10th February 2022
Richard James, Civica Pensions Product Director, explores the untapped potential of machine learning and how it can drive positive change in the pensions industry.
Machine learning (ML) is not a new concept. We’ve been using it since the 1970s. With the availability of more and more data, increased computing power and easier access to ML tools, there’s never been a better time to tap into this technology than today. If 86% of local government leaders think machine learning has the potential to benefit their sector, why aren’t we seeing it being implemented more?

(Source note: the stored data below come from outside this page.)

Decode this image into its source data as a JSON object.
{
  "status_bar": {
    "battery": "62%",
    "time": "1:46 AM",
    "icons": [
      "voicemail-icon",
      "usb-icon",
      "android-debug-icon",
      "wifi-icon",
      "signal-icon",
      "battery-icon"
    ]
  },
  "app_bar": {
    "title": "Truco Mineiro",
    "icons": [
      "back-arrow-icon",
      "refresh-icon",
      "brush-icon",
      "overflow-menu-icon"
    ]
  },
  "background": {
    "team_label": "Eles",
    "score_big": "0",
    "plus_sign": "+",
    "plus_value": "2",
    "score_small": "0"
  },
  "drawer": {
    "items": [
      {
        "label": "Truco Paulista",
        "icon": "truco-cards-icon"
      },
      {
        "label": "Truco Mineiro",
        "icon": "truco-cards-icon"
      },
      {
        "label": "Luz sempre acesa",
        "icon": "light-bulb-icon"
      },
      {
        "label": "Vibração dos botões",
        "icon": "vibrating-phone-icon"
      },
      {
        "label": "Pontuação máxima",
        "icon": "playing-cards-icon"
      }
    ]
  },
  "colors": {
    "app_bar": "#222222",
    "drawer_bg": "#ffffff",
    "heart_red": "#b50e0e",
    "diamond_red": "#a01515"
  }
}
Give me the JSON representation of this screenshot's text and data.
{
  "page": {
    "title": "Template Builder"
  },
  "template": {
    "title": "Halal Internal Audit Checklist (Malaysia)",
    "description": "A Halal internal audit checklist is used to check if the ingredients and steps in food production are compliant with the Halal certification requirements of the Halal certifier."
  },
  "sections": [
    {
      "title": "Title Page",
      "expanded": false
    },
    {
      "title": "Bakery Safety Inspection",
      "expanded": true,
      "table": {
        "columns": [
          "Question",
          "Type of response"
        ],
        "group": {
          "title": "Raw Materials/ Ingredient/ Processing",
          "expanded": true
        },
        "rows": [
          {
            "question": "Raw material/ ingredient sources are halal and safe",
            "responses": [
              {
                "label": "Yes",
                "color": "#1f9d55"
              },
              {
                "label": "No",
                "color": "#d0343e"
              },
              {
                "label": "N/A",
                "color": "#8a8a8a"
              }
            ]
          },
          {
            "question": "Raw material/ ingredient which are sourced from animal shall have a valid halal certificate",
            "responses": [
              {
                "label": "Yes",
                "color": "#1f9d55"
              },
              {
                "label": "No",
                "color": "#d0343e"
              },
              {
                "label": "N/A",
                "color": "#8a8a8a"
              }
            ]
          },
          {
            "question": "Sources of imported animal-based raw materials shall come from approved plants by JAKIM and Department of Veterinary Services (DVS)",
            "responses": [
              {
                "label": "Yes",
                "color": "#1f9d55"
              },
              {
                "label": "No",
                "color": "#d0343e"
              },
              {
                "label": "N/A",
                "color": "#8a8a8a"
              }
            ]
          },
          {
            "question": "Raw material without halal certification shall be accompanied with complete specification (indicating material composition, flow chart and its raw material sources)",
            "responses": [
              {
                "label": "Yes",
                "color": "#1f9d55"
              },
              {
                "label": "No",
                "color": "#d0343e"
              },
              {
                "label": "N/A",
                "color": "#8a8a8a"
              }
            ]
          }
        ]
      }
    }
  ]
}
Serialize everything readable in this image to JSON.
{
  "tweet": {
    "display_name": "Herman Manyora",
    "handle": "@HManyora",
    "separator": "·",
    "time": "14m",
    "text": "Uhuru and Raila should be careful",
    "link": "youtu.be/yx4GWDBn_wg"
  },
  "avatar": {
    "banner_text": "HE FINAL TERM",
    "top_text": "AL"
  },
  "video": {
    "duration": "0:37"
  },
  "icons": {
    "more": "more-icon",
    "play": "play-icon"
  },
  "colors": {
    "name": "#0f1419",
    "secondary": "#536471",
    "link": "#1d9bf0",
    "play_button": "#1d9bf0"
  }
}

Many organisations are reluctant to use the term ML with words such as ‘predictive analytics’ or ‘behavioural insights’ often used instead. So, why the hesitation? Maybe it’s because, as with every new technology, people can fear the unknown. Done wrong, when fraught with bias (the ‘dark side’), ML can deliver negative outcomes for customers, eroding their trust, and damage your organisation’s reputation. But done right, it can improve efficiency, help prioritise resources, and gain valuable insights we might have never known.
Local Government Association (LGA)
The most important benefit to come from using predictive analytics [machine learning] is that it enables councils to deliver better outcomes.
Despite the level of work that can be involved in managing and reporting on pension data, good data management is vital to the success of any pension fund. Imagine then, the advantage funds would have if ML could deliver extra, crucial data about members and employers: could member movement analysis be solved by machine learning to help understand short term liability horizons between valuations? Could funds be more aware of trends, and make predictions to help them make better business decisions? Are external payroll providers focussing enough on member data quality? These are just a few examples of questions that can be answered now by a biological machine (i.e., humans like you and me). But what could ML bring to the table?
Machine Learning can leverage digital technology, allowing funds to decrease fraudulent risk, whilst reducing costs, and making better data driven decisions.
ML offers many positive opportunities, which I like to refer to as the 3 Ps for pensions.
ML could drastically improve the efficiency of pension funds by mapping out what is happening at work, compared to what should be happening. This could allow funds to identify their pain points and improve on time constraints, and efficiency savings (or lack thereof!). In an uncertain world this would be paramount in the quality of decision making, particularly when we think about the fluctuations that funds face with the impact of COVID-19. In the current climate, it’s more important than ever to meet the needs and expectations of funds and their members.
With blended working now the norm, staff need to be ready to react anytime, anywhere. ML systems comprise algorithms that, supplied with large datasets, ‘learn’ how to perform a set task by identifying patterns, connections, and common indicators, which means longer tasks can be done in a seamless manner, with less resource and time required.
As with any smart technology, ML relies fundamentally on high quality, reliable data. Data allows funds to identify patterns, behaviours and break down barriers. Predicting these risks, peaks and issues would make it easier for pension funds to be successful.
Predicting the behaviour of members could optimise fund and member interactions, enabling them to better understand what members would like to achieve via self-service. You’ll know how members move and when.
Wouldn’t it be valuable to use the analytics to assess past trends, and over time, find out if there are seasonal variations at work?
If ML can help improve productivity, and predict trends and threats, couldn’t it also help prevent threats? This answer is yes. ML could help identify the behaviours common to fraudsters and point to current claimants acting in similar ways, triggering additional checks and validations. Our industry is exposed to the fraudulent risk associated with typical ID&V processes more than others. But with sophisticated identity verification checks, that use biometric technology and quality data, organisations can be confident that they know the identity of the person and any risks associated.
Fed up with repeatedly answering the same enquiries face-to-face or on the telephone? ML can enhance chatbots and help quickly settle service users’ most common problems – reducing the need for front desk staff and call handlers and supporting social distancing.
With better understanding of the person and their identity, it’s easier to prevent fraud, while making it more efficient to quickly let the ‘good’ people in.
With machine learning market projected to reach a value of $17bn by 2027, ML is undoubtedly going to be at the heart of Civica’s digital future. For the pension industry, it offers real opportunities to enhance productivity, predictability, and prevention, driving positive change, learning from data to create models that humans wouldn’t be able to build otherwise. Pension funds can then focus on the member experience and best use of staff, whilst constantly raising the bar to meet new expectations.
For many years, computers have been saying yes, helping us improve pension services and outcomes for our communities. With the right data, tools, skills, and accountability we can help funds get the best result. With more understanding of the benefits of ML and the proper application of data science skills, trust in this technology can be built further, and perspectives can shift. So, maybe now is the time for pension funds to say “yes” too.